Mądry Wojciech, Karolczak Maciej A, Zacharska-Kokot Ewa
Department of Pediatric Cardiothoracic Surgery, Medical University of Warsaw, Warsaw, Poland.
J Ultrason. 2017 Dec;17(71):289-293. doi: 10.15557/JoU.2017.0042. Epub 2017 Dec 29.
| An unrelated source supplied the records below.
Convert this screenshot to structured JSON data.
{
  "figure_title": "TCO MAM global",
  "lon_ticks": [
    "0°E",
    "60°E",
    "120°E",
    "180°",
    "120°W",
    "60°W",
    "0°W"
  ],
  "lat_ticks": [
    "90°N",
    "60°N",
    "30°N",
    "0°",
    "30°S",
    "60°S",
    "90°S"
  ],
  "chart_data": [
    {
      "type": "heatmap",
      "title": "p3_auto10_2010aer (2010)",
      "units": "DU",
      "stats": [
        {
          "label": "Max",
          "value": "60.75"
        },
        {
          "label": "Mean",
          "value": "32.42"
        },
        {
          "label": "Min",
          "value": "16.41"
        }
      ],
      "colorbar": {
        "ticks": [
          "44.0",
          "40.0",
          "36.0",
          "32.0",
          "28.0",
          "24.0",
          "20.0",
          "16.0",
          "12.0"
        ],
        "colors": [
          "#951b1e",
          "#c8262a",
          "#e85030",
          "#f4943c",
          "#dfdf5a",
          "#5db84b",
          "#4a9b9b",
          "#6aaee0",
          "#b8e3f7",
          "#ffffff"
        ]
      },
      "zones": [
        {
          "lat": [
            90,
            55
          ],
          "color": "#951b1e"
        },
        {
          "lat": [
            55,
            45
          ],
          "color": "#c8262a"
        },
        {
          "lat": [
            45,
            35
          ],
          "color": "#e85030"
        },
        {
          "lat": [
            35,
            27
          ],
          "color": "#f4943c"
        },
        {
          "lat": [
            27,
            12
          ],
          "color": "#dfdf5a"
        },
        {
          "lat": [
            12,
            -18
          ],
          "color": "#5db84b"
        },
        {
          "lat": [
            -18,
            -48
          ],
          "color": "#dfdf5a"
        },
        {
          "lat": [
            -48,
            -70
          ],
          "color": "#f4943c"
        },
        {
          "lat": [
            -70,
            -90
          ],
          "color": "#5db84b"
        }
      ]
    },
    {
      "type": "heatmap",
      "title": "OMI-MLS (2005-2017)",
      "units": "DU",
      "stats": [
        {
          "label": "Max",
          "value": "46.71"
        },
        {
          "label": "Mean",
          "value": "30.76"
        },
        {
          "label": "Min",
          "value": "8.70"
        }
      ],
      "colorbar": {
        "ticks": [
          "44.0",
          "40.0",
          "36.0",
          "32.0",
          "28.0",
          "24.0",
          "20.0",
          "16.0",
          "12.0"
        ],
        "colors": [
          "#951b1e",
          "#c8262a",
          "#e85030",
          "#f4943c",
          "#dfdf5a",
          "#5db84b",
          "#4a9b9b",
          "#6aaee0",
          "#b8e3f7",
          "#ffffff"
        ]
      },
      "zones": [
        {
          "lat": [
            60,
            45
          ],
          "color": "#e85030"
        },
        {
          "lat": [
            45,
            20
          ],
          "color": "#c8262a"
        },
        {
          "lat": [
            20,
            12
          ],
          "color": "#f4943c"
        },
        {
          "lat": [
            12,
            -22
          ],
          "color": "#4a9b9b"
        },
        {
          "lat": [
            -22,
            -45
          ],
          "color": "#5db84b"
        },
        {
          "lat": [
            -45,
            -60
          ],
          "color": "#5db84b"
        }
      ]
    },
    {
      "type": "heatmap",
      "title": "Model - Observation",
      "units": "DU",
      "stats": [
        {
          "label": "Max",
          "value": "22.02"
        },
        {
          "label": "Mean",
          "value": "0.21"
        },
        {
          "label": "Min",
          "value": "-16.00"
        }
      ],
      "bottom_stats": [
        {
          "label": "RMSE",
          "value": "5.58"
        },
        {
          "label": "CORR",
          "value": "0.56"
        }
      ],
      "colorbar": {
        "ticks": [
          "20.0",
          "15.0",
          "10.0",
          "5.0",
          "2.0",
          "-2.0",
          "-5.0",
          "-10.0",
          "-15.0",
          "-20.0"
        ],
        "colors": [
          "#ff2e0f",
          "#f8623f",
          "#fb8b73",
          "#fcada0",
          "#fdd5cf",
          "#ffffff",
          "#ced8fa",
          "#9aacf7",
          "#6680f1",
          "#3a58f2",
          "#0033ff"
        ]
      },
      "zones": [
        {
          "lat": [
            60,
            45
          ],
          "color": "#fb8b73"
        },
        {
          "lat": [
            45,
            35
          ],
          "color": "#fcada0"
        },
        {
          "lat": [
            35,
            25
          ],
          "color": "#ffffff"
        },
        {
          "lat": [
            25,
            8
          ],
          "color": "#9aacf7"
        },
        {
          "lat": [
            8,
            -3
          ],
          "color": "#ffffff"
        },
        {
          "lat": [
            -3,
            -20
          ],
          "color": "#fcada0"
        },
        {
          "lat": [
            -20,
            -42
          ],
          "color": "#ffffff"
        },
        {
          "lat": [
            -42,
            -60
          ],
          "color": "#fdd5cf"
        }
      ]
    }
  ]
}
We present a case of double-chambered right ventricle diagnosed during preparation for colonoscopy due to gastrointestinal bleeding in a 16-year-old, mentally disabled boy with Williams syndrome. The patient was previously diagnosed with ventricular septal defect and mild pulmonary stenosis. Echocardiography performed under general anesthesia revealed hypertrophied muscular bundles in the right ventricle with the maximum gradient of 100 mmHg, causing severe outflow obstruction. This type of defect is extremely rare in patients with Williams syndrome, with only one case, which was diagnosed during invasive angiocardiography, described in world literature. A successful total surgical correction was performed based on echocardiography data.
我们报告一例16岁患有威廉姆斯综合征的智障男孩,因胃肠道出血在准备结肠镜检查期间被诊断出双腔右心室。该患者先前被诊断出患有室间隔缺损和轻度肺动脉狭窄。全身麻醉下进行的超声心动图显示右心室肌束肥厚,最大压差为100 mmHg,导致严重的流出道梗阻。这种类型的缺陷在威廉姆斯综合征患者中极为罕见,世界文献中仅描述了一例在侵入性心血管造影术中被诊断出的病例。基于超声心动图数据进行了成功的完全手术矫正。